Graduated Drivers License
Licenses for younger drivers that allow them to improve their skills. Regulations vary by state, but often restrict night time driving. Young drivers receive a learner’s permit, followed by a provisional license, before they can receive a standard drivers license.
Insurance Score
Insurance scores are confidential rankings based on credit information. This includes whether the consumer has made timely payments on loans, the number of open credit card accounts and whether a bankruptcy filing has been made. An insurance score is a measure of how well consumers manage their financial affairs, not of their financial assets. It does not include information about income or race.

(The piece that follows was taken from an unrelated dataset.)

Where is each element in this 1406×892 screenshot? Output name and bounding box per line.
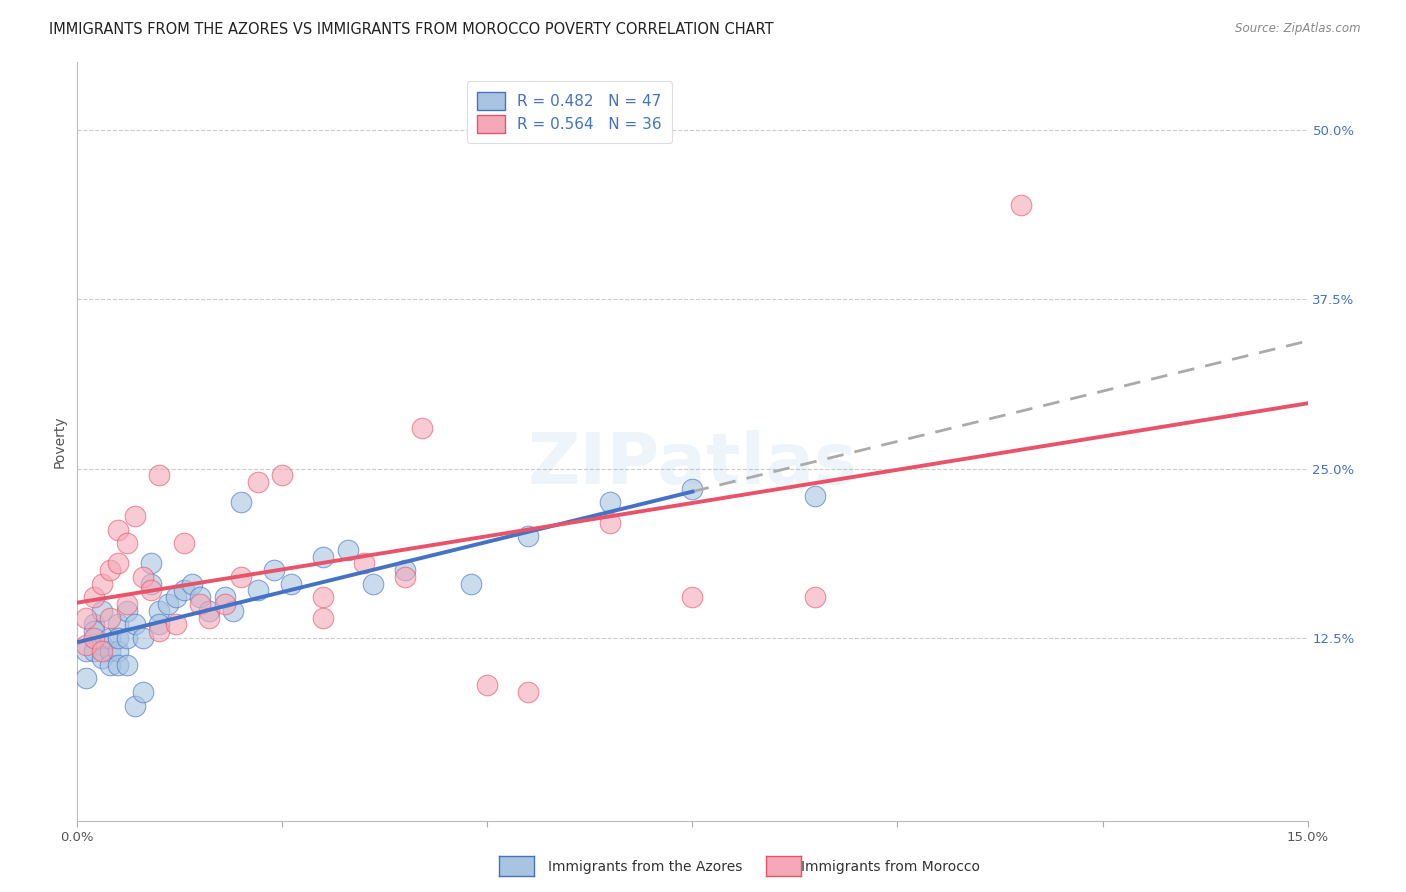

Studies have shown that people who manage their money well tend also to manage their most important asset, their home, well. And people who manage their money responsibly also tend to handle driving a car responsibly. Some insurance companies use insurance scores as an insurance underwriting and rating tool.
Liability Insurance
Insurance for what the policyholder is legally obligated to pay because of bodily injury or property damage caused to another person.
No Fault
Auto insurance coverage that pays for each driver’s own injuries, regardless of who caused the accident. No-fault varies from state to state. It also refers to an auto liability insurance system that restricts lawsuits to serious cases. Such policies are designed to promote faster reimbursement and to reduce litigation.
Pay at the Pump
A system proposed in the 1990s in which auto insurance premiums would be paid to state governments through a per-gallon surcharge on gasoline.
Policy
A written contract for insurance between an insurance company and policyholder stating details of coverage.
Premium
The price of an insurance policy, typically charged annually or semiannually.
Salvage
Damaged property an insurer takes over to reduce its loss after paying a claim. Insurers receive salvage rights over property on which they have paid claims, such as badly-damaged cars. Insurers that paid claims on cargoes lost at sea now have the right to recover sunken treasures. Salvage charges are the costs associated with recovering that property.
Total Loss
The condition of an automobile or other property when damage is so extensive that repair costs would exceed the value of the vehicle or property.
Underwriter
Examining, accepting, or rejecting insurance risks and classifying the ones that are accepted, in order to charge appropriate premiums for them.